Prof. Dr. Alexander Heinlein (TU Delft) will present on Wednesday 11. Jan. 2023 at 2pm in PWR 57, 8.122 a lecture IN PERSON (no Webex) on "Neural networks with physical constraints, domain decomposition-based training strategies, and model order reduction"

Abstract: Scientific machine learning (SciML) is a rapidly evolving field of research that combines techniques from scientific computing and machine learning. One major branch of SciML is the approximation of the solutions of partial differential equations (PDEs) using machine learning models and, in particular, neural networks. The network models be can trained in a data-driven or physics-informed way, that is, using reference data (from simulations or measurements) or a loss function based on the PDE, respectively. In this talk, two approaches for approximating the solutions of PDEs using neural networks are discussed: physics-informed neural networks (PINNs) and surrogate models based on convolutional neural networks (CNNs).

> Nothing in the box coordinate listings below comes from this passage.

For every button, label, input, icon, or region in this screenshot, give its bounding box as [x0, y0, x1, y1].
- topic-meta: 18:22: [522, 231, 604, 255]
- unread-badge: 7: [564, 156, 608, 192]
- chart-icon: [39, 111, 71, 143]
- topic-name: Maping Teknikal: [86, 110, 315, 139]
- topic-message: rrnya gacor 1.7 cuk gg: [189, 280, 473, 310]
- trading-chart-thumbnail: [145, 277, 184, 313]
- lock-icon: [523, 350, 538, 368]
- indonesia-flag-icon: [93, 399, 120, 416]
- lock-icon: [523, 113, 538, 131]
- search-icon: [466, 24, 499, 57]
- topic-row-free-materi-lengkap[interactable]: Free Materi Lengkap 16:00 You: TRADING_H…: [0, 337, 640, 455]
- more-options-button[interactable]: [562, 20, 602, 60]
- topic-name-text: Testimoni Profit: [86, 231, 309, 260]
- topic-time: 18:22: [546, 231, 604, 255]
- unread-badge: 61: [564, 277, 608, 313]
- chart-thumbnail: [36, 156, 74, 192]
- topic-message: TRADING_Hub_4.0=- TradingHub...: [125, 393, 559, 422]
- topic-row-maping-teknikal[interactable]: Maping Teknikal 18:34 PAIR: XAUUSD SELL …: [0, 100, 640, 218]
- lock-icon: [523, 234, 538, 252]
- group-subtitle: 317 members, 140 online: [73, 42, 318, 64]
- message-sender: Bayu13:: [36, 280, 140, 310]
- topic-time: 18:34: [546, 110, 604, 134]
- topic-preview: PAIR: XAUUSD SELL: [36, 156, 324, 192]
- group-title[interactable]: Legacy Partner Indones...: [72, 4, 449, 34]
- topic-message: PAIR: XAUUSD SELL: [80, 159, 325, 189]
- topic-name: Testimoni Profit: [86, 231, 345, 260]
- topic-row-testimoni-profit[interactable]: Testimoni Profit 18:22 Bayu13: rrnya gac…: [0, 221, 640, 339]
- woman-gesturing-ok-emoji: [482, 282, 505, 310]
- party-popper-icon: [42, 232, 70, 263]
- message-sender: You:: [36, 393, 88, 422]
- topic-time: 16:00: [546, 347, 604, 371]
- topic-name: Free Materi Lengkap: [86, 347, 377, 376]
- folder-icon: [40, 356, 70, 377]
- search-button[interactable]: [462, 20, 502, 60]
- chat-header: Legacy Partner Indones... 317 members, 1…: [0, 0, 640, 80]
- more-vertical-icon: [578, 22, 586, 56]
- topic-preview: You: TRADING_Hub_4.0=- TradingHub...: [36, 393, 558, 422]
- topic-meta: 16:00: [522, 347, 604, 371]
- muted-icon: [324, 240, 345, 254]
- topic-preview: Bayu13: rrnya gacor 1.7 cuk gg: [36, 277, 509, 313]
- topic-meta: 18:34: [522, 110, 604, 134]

In PINNs, simple feedforward neural networks are employed to discretize the PDEs, and a single network is trained to approximate the solution of one specific boundary value problem. The loss function may include a combination of reference data and the residual of the PDE. Challenging applications, such as multiscale problems, require the use of neural networks with high capacity, and the training of the models is often not robust and may take large iteration counts. Therefore, domain decomposition-based training strategies improving the training performance using the finite basis physics-informed neural network (FBPINN) approach will be discussed.

In the second part of the talk, surrogate models for computational fluid dynamics (CFD) simulations based on CNNs are discussed. In particular, the network is trained to approximate a solution operator, taking a representation of the geometry as input and the solution field(s) as output. In contrast to the classical PINN approach and similar to other operator learning approaches, a single network is therefore trained to approximate a variety of boundary value problems. This makes the surrogate modeling approach potentially very efficient. As in the PINN approach, data as well as physics may be used in the loss function for training the network.